Greens NSW spokesperson on mining Jeremy Buckingham expressed alarm at the report, commissioned the Valuer General in 2013 to investigate if the CSG industry is having a material impact on land values in NSW. Mr Buckingam also said the letter to Woodenbong landowner, Marilyn Scott, was evidence of a real risk that property values would be devastated by CSG. He said the Valuer General’s report found that as the industry is in its infancy in NSW, there is not enough data to make an accurate assessment of the impact of coal seam gas on property values in NSW specifically.
Mr Buckingham said it also found there was anecdotal evidence which indicates that in some parts of NSW ‘negative perceptions of CSG [have] led to a reduction in the number of potential purchasers and an increase in the time taken to sell properties’. He said the report said there were studies in America which found that a net reduction in property values of up to 22 per cent had occurred on properties with a gas well located on them ‘Overseas experience clearly shows that a mature unconventional gas industry will have a negative impact on land valuation’, Mr Buckingham said. ‘Currently there is a perception issue which is affecting land prices, but in the future we can expect to see further reductions as the inevitable environmental damage and legacy of ageing infrastructure become apparent. ‘Coal seam gas production will see the disruption of other land use activities such as farming and tourism and this will contribute to further property price falls. ‘Landholders are starting to ask themselves if the short term cash per well offered by the industry is worth the long term write down in their asset values. ‘It is unacceptable that farmers and communities should be slugged with a reduction in their land values to support the profits of multinational gas companies.’

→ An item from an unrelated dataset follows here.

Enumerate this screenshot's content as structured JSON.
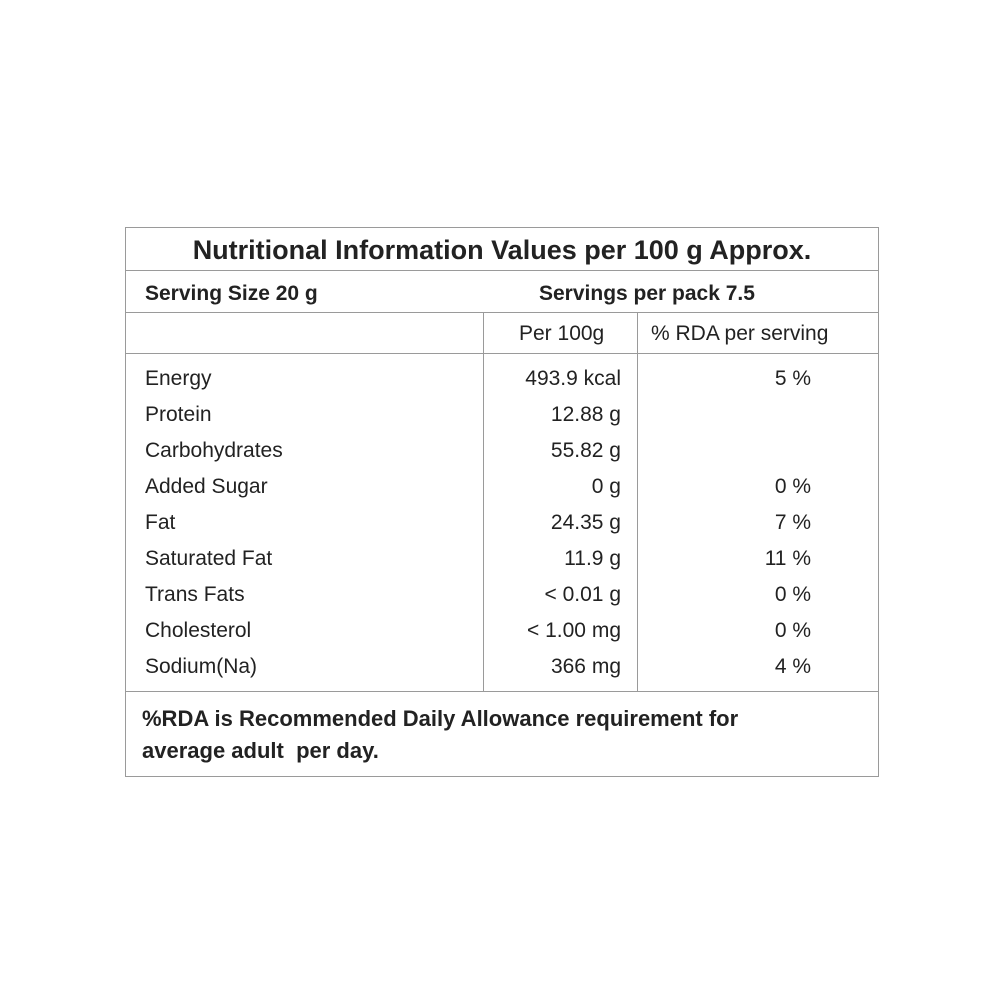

Woodenbong local Ms Scott told media her insurance company wrote to her recently to say that if CSG came onto her property she had to notify them within seven days ‘and my insurance policy will be cancelled’. The policy was taken out with one of Australia’s largest banks, the NAB, and underwritten by global insurer Allianz.
Lock the Tweed spokesperson Michael McNamara told Echonetdaily the growing evidence that CSG posed such a risk to property values came as no surprise but was a real worry to all northern rivers landowners. ‘This has happened in the USA and I have been waiting for it to raise its head here,’ Mr McNamara said.
Unable to sell
Meanwhile a man who bought a tree-change property just years before the industrialisation of the Tara region of south-east Queensland told local media this morning he is contemplating walking off the property he is unable to sell. ‘If I have to, I’ll just pack up and walk out,’ Tara landholder Ian Jenkins, told ABC north coast this morning. ‘My entire life’s investment is down the mine.’ He is visiting the region to get away from the gasfields surrounding his home, and to warn north-coast locals not to be lured into supporting the industry which he says is destroying his health. Mr Jenkins said since the establishment of the gasfields he has been suffering from an array of symptoms that are baffling doctors, including leg pains, which he says go away whenever he leaves the area around his home for more than a week. ‘If they put a thousand wells in here, you guys are gone, ‘ he said He added his property had been on the market for four years, during which time he had only had two people come to look at it. Mr Jenkins said even the gas companies haven’t offered to buy him out. ‘I dropped the price $100,000 two months ago – and still no interest. Nobody wants to live in the gas.’